Un constat sécuritaire qui justifie l’effort financier
L’ancien Premier ministre inscrit explicitement cette orientation budgétaire dans un contexte de dégradation prolongée de la sécurité, notamment dans les provinces du Nord-Kivu et de l’Ituri. Il dresse un bilan sévère, notant que ces régions « demeurent le théâtre d’affrontements récurrents, dont l’intensité s’est accentuée depuis 2021 ».
Dès lors, la défense n’est plus présentée comme une dépense administrative, mais comme « un levier central de stabilisation et de préservation de la souveraineté nationale », élevée au rang de priorité structurelle aux côtés des investissements sociaux et des infrastructures.
À quoi serviront ces fonds ?
Selon le document, ces enveloppes budgétaires conséquentes doivent couvrir plusieurs axes majeurs :
- La masse salariale et la prise en charge des Forces armées de la RDC (FARDC) et de la Police nationale congolaise (PNC).
- Le financement des opérations militaires en cours et à venir.
- L’appui aux populations civiles affectées par les conflits et les déplacements forcés.

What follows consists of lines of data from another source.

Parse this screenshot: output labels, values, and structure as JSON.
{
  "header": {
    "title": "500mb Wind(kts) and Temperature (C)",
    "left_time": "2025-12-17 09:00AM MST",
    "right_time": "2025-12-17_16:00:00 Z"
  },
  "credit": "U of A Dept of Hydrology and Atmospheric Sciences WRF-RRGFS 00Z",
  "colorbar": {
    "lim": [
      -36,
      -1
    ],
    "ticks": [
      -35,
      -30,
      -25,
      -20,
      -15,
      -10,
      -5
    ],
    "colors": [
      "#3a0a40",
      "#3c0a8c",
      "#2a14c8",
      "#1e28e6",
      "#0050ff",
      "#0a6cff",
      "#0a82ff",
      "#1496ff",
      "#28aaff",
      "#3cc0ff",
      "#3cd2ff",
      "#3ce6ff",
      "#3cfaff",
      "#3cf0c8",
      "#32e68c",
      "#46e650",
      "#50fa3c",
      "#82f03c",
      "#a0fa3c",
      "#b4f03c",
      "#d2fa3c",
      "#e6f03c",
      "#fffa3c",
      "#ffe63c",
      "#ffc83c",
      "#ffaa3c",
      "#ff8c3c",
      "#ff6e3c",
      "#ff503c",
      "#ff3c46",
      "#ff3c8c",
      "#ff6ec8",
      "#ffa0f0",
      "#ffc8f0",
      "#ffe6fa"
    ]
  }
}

Une stratégie « équilibrée » entre force militaire et diplomatie
Adolphe Muzito défend une approche à deux volets. Si le renforcement des capacités militaires (équipement, efficacité opérationnelle) est jugé indispensable, il doit, selon lui, s’accompagner de « efforts diplomatiques » vigoureux. « La recherche de la paix avec les pays voisins ne saurait faire l’économie d’une armée mieux équipée et d’un dispositif de protection du territoire plus efficace », a-t-il affirmé, semblant viser implicitement les tensions avec le Rwanda.
Des projections basées sur une hypothèse de croissance
Cette ambition sécuritaire repose sur des hypothèses macroéconomiques optimistes. Le plan budgétaire table sur une progression soutenue des recettes publiques entre 2026 et 2030, notamment tirée par le secteur extractif. C’est cette croissance anticipée qui devrait, en théorie, permettre de financer le secteur de la défense « sans compromettre les autres priorités nationales ».
Un engagement chiffré dans un contexte de guerre
Cette annonce constitue la traduction budgétaire la plus concrète à ce jour de la volonté affichée par le président Félix Tshisekedi de reprendre l’initiative militaire face aux groupes armés, en particulier le M23. Elle intervient à un moment où la pression internationale pour une solution diplomatique est forte, mais où les revers sur le terrain (comme la chute d’Uvira) plaident pour un renforcement des FARDC.
La crédibilité de ce plan dépendra de la capacité de l’État à générer les recettes promises et à garantir que ces fonds colossaux soient effectivement alloués et utilisés de manière efficiente et transparente, dans un secteur historiquement miné par des défis de gouvernance.